Golf legend Arnold Palmer dies at 87
By Mark Wehrman EBS Contributor
On Sept. 25 the world said goodbye to Arnold “The King” Palmer. For every person who has ever played golf and every person who still enjoys an Arnold Palmer beverage, no sports figure will be missed more than Palmer.
Palmer was my idol growing up. The grace, flamboyance, and overall dignity he played the game with endeared him to many, and especially those that played the game of golf—we could relate to him.
The son of a golf course superintendent, Palmer grew up in the blue-collar town of Latrobe, Pennsylvania, which brought him closer to our world. I was fortunate enough to meet Palmer once. I ran into him, literally, in a restaurant in Indian Wells, California. I was walking out as he was walking in with his entourage, and I pretty much bumped right in to him.
“Hi Mr. Palmer, my name is Mark Wehrman. It is a pleasure to meet you,” I said.
He shook my hand and said, “The pleasure is all mine Mark.” I was just getting started in the golf business at that time. For one of the greatest of all time to acknowledge me in that manner, it just solidified that there was no one better in the game to idolize than Palmer.
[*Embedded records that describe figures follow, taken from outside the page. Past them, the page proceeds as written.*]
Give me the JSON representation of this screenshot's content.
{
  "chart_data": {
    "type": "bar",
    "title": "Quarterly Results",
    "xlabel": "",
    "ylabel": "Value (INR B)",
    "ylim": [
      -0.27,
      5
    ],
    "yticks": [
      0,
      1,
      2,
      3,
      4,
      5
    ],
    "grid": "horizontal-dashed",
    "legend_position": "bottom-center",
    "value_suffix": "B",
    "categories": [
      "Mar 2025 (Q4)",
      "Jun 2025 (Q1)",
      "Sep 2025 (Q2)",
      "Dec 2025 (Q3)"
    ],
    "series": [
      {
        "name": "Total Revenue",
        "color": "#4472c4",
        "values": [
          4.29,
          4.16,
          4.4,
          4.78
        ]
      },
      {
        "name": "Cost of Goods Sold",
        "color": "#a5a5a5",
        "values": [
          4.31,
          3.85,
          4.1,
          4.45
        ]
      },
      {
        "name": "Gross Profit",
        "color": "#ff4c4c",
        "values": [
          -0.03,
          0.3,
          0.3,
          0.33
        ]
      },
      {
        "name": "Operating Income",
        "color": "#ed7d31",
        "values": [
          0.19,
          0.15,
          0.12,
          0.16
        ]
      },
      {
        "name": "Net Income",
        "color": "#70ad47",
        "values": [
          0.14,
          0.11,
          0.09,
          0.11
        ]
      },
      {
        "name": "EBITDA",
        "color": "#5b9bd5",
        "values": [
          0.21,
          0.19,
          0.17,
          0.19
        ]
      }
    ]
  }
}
Sixteen years later, here I am as the PGA Head Professional at the Big Sky Golf Course, the first course Palmer ever designed. How could I possibly be so fortunate? He touched so many people in so many ways.
From founding children’s hospitals to popularizing one of the most iconic drinks in America, we all owe Palmer a debt of gratitude. So I say to you, don’t feel sad—despite tearing up myself as I write this tribute—but celebrate the great life he lived and everything he accomplished.
As a proud member of Arnie’s Army, rest in peace to The King!
Mark Wehrman is the PGA Head Professional at the Big Sky Resort Golf Course.